My descent out of the SSH was accompanied by increasing personal dysfunctions that hindered my ability fulfill basic life responsibilities, much less interact succesfully with others. As a result, a significant portion of my self-development journey has revolved around ending personal, harmful habits, and replacing them with new, helpful ones. This process has been arduous and extremely frustrating. I erroneously believed that habits could be ended more or less as easily as they began. That assumption has been thoroughly shattered by years of experience with trying and failing to change.
Thanks to the teachings of Mark Queppet, I have now learned how to resolve bad habits by using his revolutionary metascript method. Despite this great progress, some old problems do crop up from time to time. One of the most insidious of these is the issue of poor pacing or biting off more than you can chew. It is a problem that seems so silly once you see it for what it really is, but it had kept me trapped for years. I would get some app to track my habit progress, finally hoping to break through all of them, ideally in one fell swoop. Over time though, I noticed that as I tried to track all of the twenty or thirty habits I was trying to build, progress was not really being made on any of them.
Days would pass, and no matter how much I wanted to change, nothing would get better. Hundreds of hours were still lost to video games, internet scrolling, and other vices. The worse the situation got, the more determined I became to change things.
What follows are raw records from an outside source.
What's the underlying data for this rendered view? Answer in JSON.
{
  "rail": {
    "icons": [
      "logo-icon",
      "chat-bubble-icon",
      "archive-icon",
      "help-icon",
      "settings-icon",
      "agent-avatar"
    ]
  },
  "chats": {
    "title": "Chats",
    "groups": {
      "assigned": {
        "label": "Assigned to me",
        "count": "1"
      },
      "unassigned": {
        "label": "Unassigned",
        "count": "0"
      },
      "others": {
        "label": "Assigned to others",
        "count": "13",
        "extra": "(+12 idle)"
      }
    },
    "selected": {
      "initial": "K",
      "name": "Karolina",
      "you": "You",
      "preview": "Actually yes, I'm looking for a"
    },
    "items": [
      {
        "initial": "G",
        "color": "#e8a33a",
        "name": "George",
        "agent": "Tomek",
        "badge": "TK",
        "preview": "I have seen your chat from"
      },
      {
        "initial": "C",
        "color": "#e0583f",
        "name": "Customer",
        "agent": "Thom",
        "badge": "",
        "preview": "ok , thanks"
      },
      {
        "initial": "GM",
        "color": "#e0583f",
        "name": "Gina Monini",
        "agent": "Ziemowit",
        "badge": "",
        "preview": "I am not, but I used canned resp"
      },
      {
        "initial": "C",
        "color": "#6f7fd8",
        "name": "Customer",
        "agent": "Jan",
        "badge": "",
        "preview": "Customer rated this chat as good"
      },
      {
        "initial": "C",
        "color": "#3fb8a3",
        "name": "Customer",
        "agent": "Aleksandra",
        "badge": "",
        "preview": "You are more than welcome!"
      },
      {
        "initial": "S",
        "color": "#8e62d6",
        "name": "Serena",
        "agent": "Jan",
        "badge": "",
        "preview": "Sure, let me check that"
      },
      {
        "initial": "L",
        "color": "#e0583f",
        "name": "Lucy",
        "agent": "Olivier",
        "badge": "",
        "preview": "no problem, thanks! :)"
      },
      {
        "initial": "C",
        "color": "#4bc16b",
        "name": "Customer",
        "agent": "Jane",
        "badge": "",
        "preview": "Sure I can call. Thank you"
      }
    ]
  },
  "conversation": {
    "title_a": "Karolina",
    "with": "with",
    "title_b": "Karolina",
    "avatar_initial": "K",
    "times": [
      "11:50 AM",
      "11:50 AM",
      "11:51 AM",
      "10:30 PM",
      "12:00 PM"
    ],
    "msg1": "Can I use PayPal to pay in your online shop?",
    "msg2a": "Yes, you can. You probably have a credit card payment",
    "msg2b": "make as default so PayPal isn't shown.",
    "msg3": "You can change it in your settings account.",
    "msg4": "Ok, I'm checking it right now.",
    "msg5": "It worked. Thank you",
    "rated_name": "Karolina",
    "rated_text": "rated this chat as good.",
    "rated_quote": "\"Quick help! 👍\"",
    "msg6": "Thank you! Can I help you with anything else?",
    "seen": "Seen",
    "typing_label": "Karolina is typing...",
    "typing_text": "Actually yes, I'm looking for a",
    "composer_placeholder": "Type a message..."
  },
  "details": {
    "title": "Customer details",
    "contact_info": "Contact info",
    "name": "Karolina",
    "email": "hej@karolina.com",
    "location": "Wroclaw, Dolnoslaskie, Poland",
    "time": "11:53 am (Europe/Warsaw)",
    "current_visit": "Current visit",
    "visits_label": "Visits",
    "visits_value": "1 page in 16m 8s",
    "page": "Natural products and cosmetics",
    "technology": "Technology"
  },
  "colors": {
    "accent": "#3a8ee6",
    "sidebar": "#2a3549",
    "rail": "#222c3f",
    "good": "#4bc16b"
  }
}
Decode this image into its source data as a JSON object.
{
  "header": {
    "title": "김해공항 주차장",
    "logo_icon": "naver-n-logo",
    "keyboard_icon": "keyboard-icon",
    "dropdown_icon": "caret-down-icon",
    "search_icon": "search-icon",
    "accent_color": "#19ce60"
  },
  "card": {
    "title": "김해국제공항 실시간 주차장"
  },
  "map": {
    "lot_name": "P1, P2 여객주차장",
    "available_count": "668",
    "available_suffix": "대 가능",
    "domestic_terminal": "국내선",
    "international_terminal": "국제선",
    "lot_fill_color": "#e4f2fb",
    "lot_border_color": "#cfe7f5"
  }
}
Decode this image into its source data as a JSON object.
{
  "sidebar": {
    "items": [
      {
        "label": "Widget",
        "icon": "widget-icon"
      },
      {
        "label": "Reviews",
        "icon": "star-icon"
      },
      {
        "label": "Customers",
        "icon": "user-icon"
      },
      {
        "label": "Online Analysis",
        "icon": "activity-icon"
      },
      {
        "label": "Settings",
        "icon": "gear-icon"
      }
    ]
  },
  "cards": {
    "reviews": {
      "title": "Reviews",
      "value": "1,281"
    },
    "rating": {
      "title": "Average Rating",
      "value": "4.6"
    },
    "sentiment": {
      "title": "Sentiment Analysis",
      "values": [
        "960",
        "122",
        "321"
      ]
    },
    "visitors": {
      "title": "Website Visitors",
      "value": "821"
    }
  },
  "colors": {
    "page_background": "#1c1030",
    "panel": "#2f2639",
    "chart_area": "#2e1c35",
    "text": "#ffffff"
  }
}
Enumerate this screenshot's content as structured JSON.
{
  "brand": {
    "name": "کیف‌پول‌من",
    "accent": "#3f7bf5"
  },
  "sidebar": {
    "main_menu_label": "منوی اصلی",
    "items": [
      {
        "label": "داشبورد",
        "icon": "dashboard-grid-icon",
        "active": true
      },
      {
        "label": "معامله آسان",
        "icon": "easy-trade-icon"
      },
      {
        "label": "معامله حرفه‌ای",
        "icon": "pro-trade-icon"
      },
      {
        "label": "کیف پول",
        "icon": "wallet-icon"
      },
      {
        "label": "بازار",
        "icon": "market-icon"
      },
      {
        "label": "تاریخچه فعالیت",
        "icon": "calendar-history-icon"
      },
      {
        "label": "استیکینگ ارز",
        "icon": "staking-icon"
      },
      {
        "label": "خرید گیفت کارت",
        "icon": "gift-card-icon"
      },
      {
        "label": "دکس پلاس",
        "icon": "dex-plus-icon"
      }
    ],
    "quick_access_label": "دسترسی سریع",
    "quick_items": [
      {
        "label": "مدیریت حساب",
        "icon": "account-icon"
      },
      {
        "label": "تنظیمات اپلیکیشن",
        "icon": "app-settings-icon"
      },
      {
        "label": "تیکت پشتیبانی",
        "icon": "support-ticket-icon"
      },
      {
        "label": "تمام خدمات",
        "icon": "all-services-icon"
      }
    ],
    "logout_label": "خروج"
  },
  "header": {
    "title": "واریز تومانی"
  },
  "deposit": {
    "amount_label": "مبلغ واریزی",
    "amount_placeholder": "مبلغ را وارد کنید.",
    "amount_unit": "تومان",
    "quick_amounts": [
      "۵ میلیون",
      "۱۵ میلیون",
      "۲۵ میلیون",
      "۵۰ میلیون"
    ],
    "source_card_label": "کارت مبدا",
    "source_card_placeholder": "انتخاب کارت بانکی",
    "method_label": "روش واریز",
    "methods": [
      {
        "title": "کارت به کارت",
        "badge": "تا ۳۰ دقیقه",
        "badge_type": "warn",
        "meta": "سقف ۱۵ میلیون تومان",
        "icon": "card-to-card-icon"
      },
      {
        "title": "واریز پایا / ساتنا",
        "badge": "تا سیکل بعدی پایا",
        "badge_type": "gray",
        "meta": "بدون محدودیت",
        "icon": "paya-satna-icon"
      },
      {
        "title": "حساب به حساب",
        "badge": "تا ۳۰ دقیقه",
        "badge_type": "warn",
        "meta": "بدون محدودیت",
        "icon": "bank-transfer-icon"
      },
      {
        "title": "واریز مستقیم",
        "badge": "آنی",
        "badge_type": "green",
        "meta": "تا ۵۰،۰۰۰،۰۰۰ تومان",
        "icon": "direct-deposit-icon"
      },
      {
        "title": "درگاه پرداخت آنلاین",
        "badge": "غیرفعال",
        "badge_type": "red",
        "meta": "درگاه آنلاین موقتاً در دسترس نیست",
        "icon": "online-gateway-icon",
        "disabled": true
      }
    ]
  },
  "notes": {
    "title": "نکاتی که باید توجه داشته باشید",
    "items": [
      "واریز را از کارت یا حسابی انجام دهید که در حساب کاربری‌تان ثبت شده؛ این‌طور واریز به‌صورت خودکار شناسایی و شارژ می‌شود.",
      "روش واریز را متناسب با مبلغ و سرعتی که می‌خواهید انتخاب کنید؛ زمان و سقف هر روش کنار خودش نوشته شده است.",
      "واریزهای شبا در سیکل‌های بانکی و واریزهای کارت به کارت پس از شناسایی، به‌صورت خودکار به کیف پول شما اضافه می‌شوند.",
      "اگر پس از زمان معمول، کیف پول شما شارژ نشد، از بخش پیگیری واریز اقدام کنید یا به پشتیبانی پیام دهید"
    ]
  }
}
However, the faulty tactics stayed the same. Every day the habit tracking app would report that I had failed to follow through on almost all of my goals. It was so easy to forget them or simply ignore them when they seemed too hard to carry out. Ultimately, the path of least resistance was winning.
After three or four years of consistent failure, Mark Queppet help me realize that my ego and zealotry for change was getting in the way of real progress. The idea of having to pace myself had crossed my mind, but it was too disgusting to entertain. Starting much smaller than where I wanted to meant I had serious limitations, and that was too uncomfortable to acknowledge. It felt more rewarding to intellectually and emotionally masturbate about change by dreaming of great plans, writing down habit changes, and organizing my productivity tools than working with where I was. It was no different than a first-time gym goer trying to bicep curl with two fifty pound dumbells when they cannot even do a single pull-up. It was after slowing down and tackling issues one-at-a-time, in a consistent, focused manner, did I start to make real progress in defeating those bad habits.
I thought I had a handle on this idea by now, however, this old lesson has shown itself again. Recently, I detailed a plan to get socializing more and more, but was running into a lot of emotional resistance. Once again, I overestimated my willingness and skill and neglected to account for reality. As a result, more time was spent figuring out how to socialize, speak properly, and track progress than actually getting out there and talking to people. Remembering the lesson of proper pacing, I had to reach an acceptable compromise with myself that made sense logically and felt emotionally sustainable. My first forrays into socialization this summer have been relegated to smaller church events and online conversations. It is just enough to be tangible and to build off of in the future, and I look forward to updating you all on my progress.
This mentality of proper pacing can be summarized by this short quote, a favorite of Queppet:
"Slow is smooth. Smooth is fast."
-Unknown
Apparently, he had it printed and hung up on his wall.
In keeping with building upon the idea of creating better status narratives, here is what my new win-fail conditions look like in light of this important lesson:
Old Narrative:
Going slow is failing.
The faster you go, the better.
Success is found in the ultimate outcome.
New Narrative:
Going too fast is failing.
The more consistent you are, the better.
Success is found in engaging in the process as well as achieving the outcome.
Remember the tortoise and the hare. Slow and steady wins the race. True excellence comes from the daily commitments to improve.
"One day at a time."
"Give us this day our daily miracles."
Days go much better when you're not overly concerned with other days to come or days bygone. They take on a much more pleasurable character.